The predictions stop for the object at the first detection, and box tracking clearly picks up that the object has left the frame, and performs the prediction and tracking once again as soon as the object re-enters the frame. It appears that the tracking works somewhat better when the model can see the mug handle, as the outputs are more jittery when the handle is not visible (presumably because it's harder to accurately ascertain the true orientation of the mug).
Additionally, some angles seem to produce significantly more stable outputs than others, in challenging light conditions. For mugs specifically, it helps to be able to see the lip of the mug as it helps with perspective, rather than seeing an orthogonal projection of the object.

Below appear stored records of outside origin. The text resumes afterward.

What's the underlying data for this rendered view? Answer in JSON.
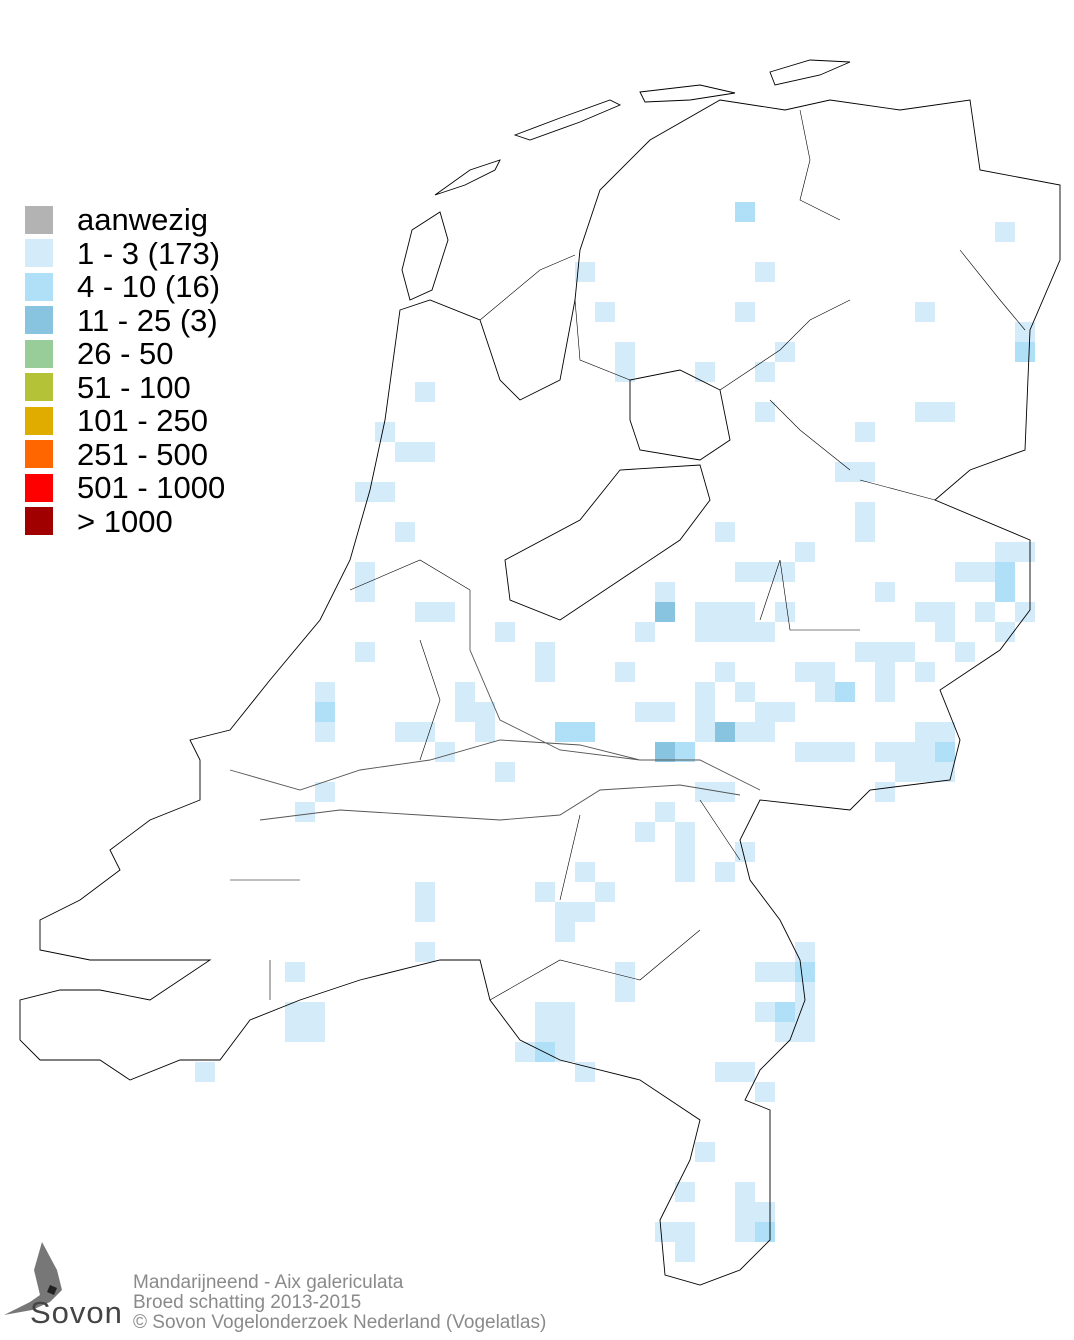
{
  "legend": {
    "items": [
      {
        "label": "aanwezig",
        "color": "#b3b3b3"
      },
      {
        "label": "1 - 3 (173)",
        "color": "#d4ecfa"
      },
      {
        "label": "4 - 10 (16)",
        "color": "#b0e0f8"
      },
      {
        "label": "11 - 25 (3)",
        "color": "#88c3e0"
      },
      {
        "label": "26 - 50",
        "color": "#98cc98"
      },
      {
        "label": "51 - 100",
        "color": "#b3c237"
      },
      {
        "label": "101 - 250",
        "color": "#e0ac00"
      },
      {
        "label": "251 - 500",
        "color": "#ff6600"
      },
      {
        "label": "501 - 1000",
        "color": "#ff0000"
      },
      {
        "label": "> 1000",
        "color": "#a00000"
      }
    ]
  },
  "credits": {
    "species": "Mandarijneend - Aix galericulata",
    "survey": "Broed schatting 2013-2015",
    "copyright": "© Sovon Vogelonderzoek Nederland (Vogelatlas)"
  },
  "logo": {
    "text": "Sovon",
    "icon": "swallow-icon"
  }
}
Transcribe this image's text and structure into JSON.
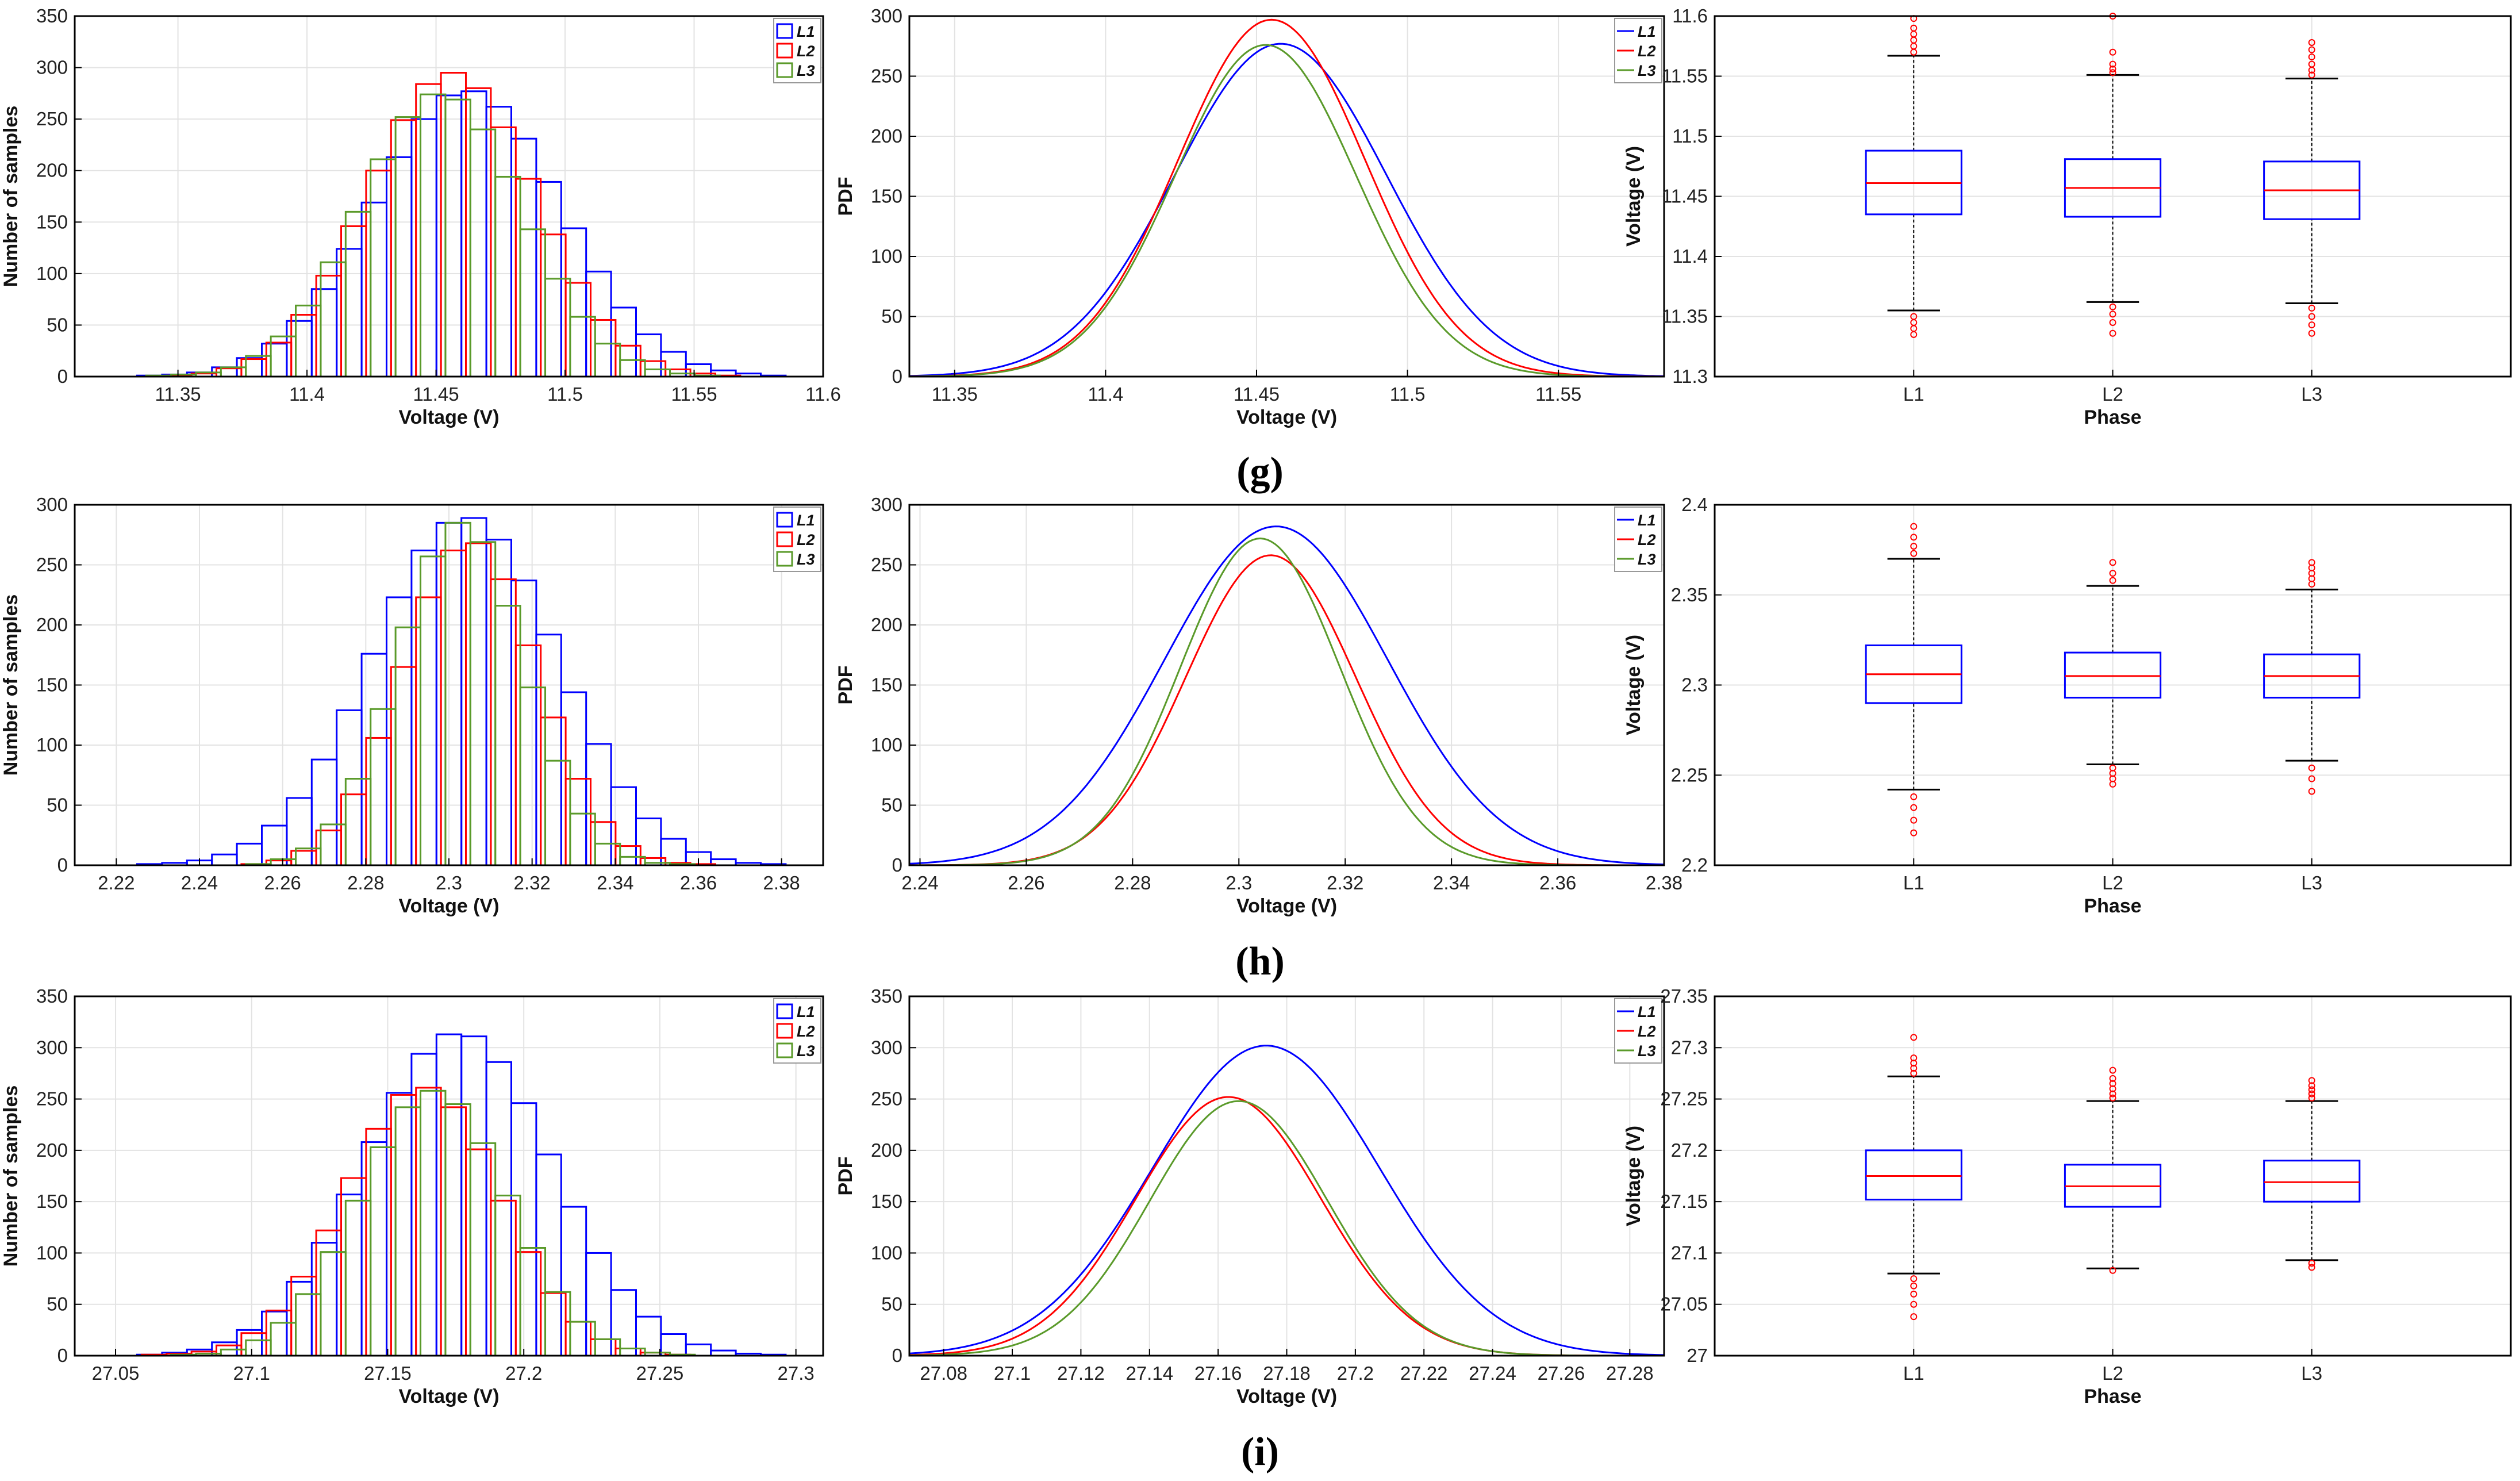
{
  "panel_labels": [
    "(g)",
    "(h)",
    "(i)"
  ],
  "colors": {
    "L1": "#0000ff",
    "L2": "#ff0000",
    "L3": "#5a9a2a",
    "outlier": "#ff0000",
    "median": "#ff0000"
  },
  "chart_data": [
    {
      "id": "g-hist",
      "type": "bar",
      "xlabel": "Voltage (V)",
      "ylabel": "Number of samples",
      "xlim": [
        11.31,
        11.6
      ],
      "ylim": [
        0,
        350
      ],
      "xticks": [
        "11.35",
        "11.4",
        "11.45",
        "11.5",
        "11.55",
        "11.6"
      ],
      "yticks": [
        "0",
        "50",
        "100",
        "150",
        "200",
        "250",
        "300",
        "350"
      ],
      "legend": [
        "L1",
        "L2",
        "L3"
      ],
      "legend_position": "top-right",
      "series": [
        {
          "name": "L1",
          "mu": 11.462,
          "sigma": 0.036,
          "peak": 278
        },
        {
          "name": "L2",
          "mu": 11.456,
          "sigma": 0.032,
          "peak": 295
        },
        {
          "name": "L3",
          "mu": 11.452,
          "sigma": 0.031,
          "peak": 275
        }
      ]
    },
    {
      "id": "g-pdf",
      "type": "line",
      "xlabel": "Voltage (V)",
      "ylabel": "PDF",
      "xlim": [
        11.335,
        11.585
      ],
      "ylim": [
        0,
        300
      ],
      "xticks": [
        "11.35",
        "11.4",
        "11.45",
        "11.5",
        "11.55"
      ],
      "yticks": [
        "0",
        "50",
        "100",
        "150",
        "200",
        "250",
        "300"
      ],
      "legend": [
        "L1",
        "L2",
        "L3"
      ],
      "legend_position": "top-right",
      "series": [
        {
          "name": "L1",
          "mu": 11.458,
          "sigma": 0.035,
          "peak": 277
        },
        {
          "name": "L2",
          "mu": 11.455,
          "sigma": 0.031,
          "peak": 297
        },
        {
          "name": "L3",
          "mu": 11.453,
          "sigma": 0.03,
          "peak": 276
        }
      ]
    },
    {
      "id": "g-box",
      "type": "box",
      "xlabel": "Phase",
      "ylabel": "Voltage (V)",
      "ylim": [
        11.3,
        11.6
      ],
      "categories": [
        "L1",
        "L2",
        "L3"
      ],
      "yticks": [
        "11.3",
        "11.35",
        "11.4",
        "11.45",
        "11.5",
        "11.55",
        "11.6"
      ],
      "boxes": [
        {
          "name": "L1",
          "q1": 11.435,
          "median": 11.461,
          "q3": 11.488,
          "whisker_low": 11.355,
          "whisker_high": 11.567,
          "outliers": [
            11.35,
            11.345,
            11.34,
            11.335,
            11.57,
            11.575,
            11.58,
            11.585,
            11.59,
            11.598
          ]
        },
        {
          "name": "L2",
          "q1": 11.433,
          "median": 11.457,
          "q3": 11.481,
          "whisker_low": 11.362,
          "whisker_high": 11.551,
          "outliers": [
            11.358,
            11.352,
            11.345,
            11.336,
            11.553,
            11.556,
            11.56,
            11.57,
            11.6
          ]
        },
        {
          "name": "L3",
          "q1": 11.431,
          "median": 11.455,
          "q3": 11.479,
          "whisker_low": 11.361,
          "whisker_high": 11.548,
          "outliers": [
            11.357,
            11.35,
            11.343,
            11.336,
            11.551,
            11.555,
            11.56,
            11.566,
            11.572,
            11.578
          ]
        }
      ]
    },
    {
      "id": "h-hist",
      "type": "bar",
      "xlabel": "Voltage (V)",
      "ylabel": "Number of samples",
      "xlim": [
        2.21,
        2.39
      ],
      "ylim": [
        0,
        300
      ],
      "xticks": [
        "2.22",
        "2.24",
        "2.26",
        "2.28",
        "2.3",
        "2.32",
        "2.34",
        "2.36",
        "2.38"
      ],
      "yticks": [
        "0",
        "50",
        "100",
        "150",
        "200",
        "250",
        "300"
      ],
      "legend": [
        "L1",
        "L2",
        "L3"
      ],
      "legend_position": "top-right",
      "series": [
        {
          "name": "L1",
          "mu": 2.304,
          "sigma": 0.022,
          "peak": 290
        },
        {
          "name": "L2",
          "mu": 2.305,
          "sigma": 0.016,
          "peak": 270
        },
        {
          "name": "L3",
          "mu": 2.303,
          "sigma": 0.015,
          "peak": 285
        }
      ]
    },
    {
      "id": "h-pdf",
      "type": "line",
      "xlabel": "Voltage (V)",
      "ylabel": "PDF",
      "xlim": [
        2.238,
        2.38
      ],
      "ylim": [
        0,
        300
      ],
      "xticks": [
        "2.24",
        "2.26",
        "2.28",
        "2.3",
        "2.32",
        "2.34",
        "2.36",
        "2.38"
      ],
      "yticks": [
        "0",
        "50",
        "100",
        "150",
        "200",
        "250",
        "300"
      ],
      "legend": [
        "L1",
        "L2",
        "L3"
      ],
      "legend_position": "top-right",
      "series": [
        {
          "name": "L1",
          "mu": 2.307,
          "sigma": 0.021,
          "peak": 282
        },
        {
          "name": "L2",
          "mu": 2.306,
          "sigma": 0.016,
          "peak": 258
        },
        {
          "name": "L3",
          "mu": 2.304,
          "sigma": 0.015,
          "peak": 272
        }
      ]
    },
    {
      "id": "h-box",
      "type": "box",
      "xlabel": "Phase",
      "ylabel": "Voltage (V)",
      "ylim": [
        2.2,
        2.4
      ],
      "categories": [
        "L1",
        "L2",
        "L3"
      ],
      "yticks": [
        "2.2",
        "2.25",
        "2.3",
        "2.35",
        "2.4"
      ],
      "boxes": [
        {
          "name": "L1",
          "q1": 2.29,
          "median": 2.306,
          "q3": 2.322,
          "whisker_low": 2.242,
          "whisker_high": 2.37,
          "outliers": [
            2.238,
            2.232,
            2.225,
            2.218,
            2.373,
            2.377,
            2.382,
            2.388
          ]
        },
        {
          "name": "L2",
          "q1": 2.293,
          "median": 2.305,
          "q3": 2.318,
          "whisker_low": 2.256,
          "whisker_high": 2.355,
          "outliers": [
            2.254,
            2.251,
            2.248,
            2.245,
            2.358,
            2.362,
            2.368
          ]
        },
        {
          "name": "L3",
          "q1": 2.293,
          "median": 2.305,
          "q3": 2.317,
          "whisker_low": 2.258,
          "whisker_high": 2.353,
          "outliers": [
            2.254,
            2.248,
            2.241,
            2.356,
            2.359,
            2.362,
            2.365,
            2.368
          ]
        }
      ]
    },
    {
      "id": "i-hist",
      "type": "bar",
      "xlabel": "Voltage (V)",
      "ylabel": "Number of samples",
      "xlim": [
        27.035,
        27.31
      ],
      "ylim": [
        0,
        350
      ],
      "xticks": [
        "27.05",
        "27.1",
        "27.15",
        "27.2",
        "27.25",
        "27.3"
      ],
      "yticks": [
        "0",
        "50",
        "100",
        "150",
        "200",
        "250",
        "300",
        "350"
      ],
      "legend": [
        "L1",
        "L2",
        "L3"
      ],
      "legend_position": "top-right",
      "series": [
        {
          "name": "L1",
          "mu": 27.176,
          "sigma": 0.034,
          "peak": 315
        },
        {
          "name": "L2",
          "mu": 27.163,
          "sigma": 0.028,
          "peak": 262
        },
        {
          "name": "L3",
          "mu": 27.167,
          "sigma": 0.027,
          "peak": 258
        }
      ]
    },
    {
      "id": "i-pdf",
      "type": "line",
      "xlabel": "Voltage (V)",
      "ylabel": "PDF",
      "xlim": [
        27.07,
        27.29
      ],
      "ylim": [
        0,
        350
      ],
      "xticks": [
        "27.08",
        "27.1",
        "27.12",
        "27.14",
        "27.16",
        "27.18",
        "27.2",
        "27.22",
        "27.24",
        "27.26",
        "27.28"
      ],
      "yticks": [
        "0",
        "50",
        "100",
        "150",
        "200",
        "250",
        "300",
        "350"
      ],
      "legend": [
        "L1",
        "L2",
        "L3"
      ],
      "legend_position": "top-right",
      "series": [
        {
          "name": "L1",
          "mu": 27.174,
          "sigma": 0.033,
          "peak": 302
        },
        {
          "name": "L2",
          "mu": 27.163,
          "sigma": 0.027,
          "peak": 252
        },
        {
          "name": "L3",
          "mu": 27.166,
          "sigma": 0.026,
          "peak": 248
        }
      ]
    },
    {
      "id": "i-box",
      "type": "box",
      "xlabel": "Phase",
      "ylabel": "Voltage (V)",
      "ylim": [
        27.0,
        27.35
      ],
      "categories": [
        "L1",
        "L2",
        "L3"
      ],
      "yticks": [
        "27",
        "27.05",
        "27.1",
        "27.15",
        "27.2",
        "27.25",
        "27.3",
        "27.35"
      ],
      "boxes": [
        {
          "name": "L1",
          "q1": 27.152,
          "median": 27.175,
          "q3": 27.2,
          "whisker_low": 27.08,
          "whisker_high": 27.272,
          "outliers": [
            27.075,
            27.068,
            27.06,
            27.05,
            27.038,
            27.275,
            27.28,
            27.285,
            27.29,
            27.31
          ]
        },
        {
          "name": "L2",
          "q1": 27.145,
          "median": 27.165,
          "q3": 27.186,
          "whisker_low": 27.085,
          "whisker_high": 27.248,
          "outliers": [
            27.083,
            27.251,
            27.255,
            27.26,
            27.265,
            27.27,
            27.278
          ]
        },
        {
          "name": "L3",
          "q1": 27.15,
          "median": 27.169,
          "q3": 27.19,
          "whisker_low": 27.093,
          "whisker_high": 27.248,
          "outliers": [
            27.09,
            27.086,
            27.251,
            27.255,
            27.259,
            27.263,
            27.268
          ]
        }
      ]
    }
  ]
}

Additionally, when tested on a transparent mug, the model had difficulties ascertaining it as a mug. This is likely an example of an out of distribution object, as most mugs are opaque and have various colors.
3D object detection is still somewhat young, and MediaPipe's Objectron is a capable demonstration! While sensitive to lighting conditions, object types (transparent vs opaque mugs, etc.) and slightly jittery - Objectron is a good glimpse into what will soon be possible to do with higher accuracy and accessibility than ever before.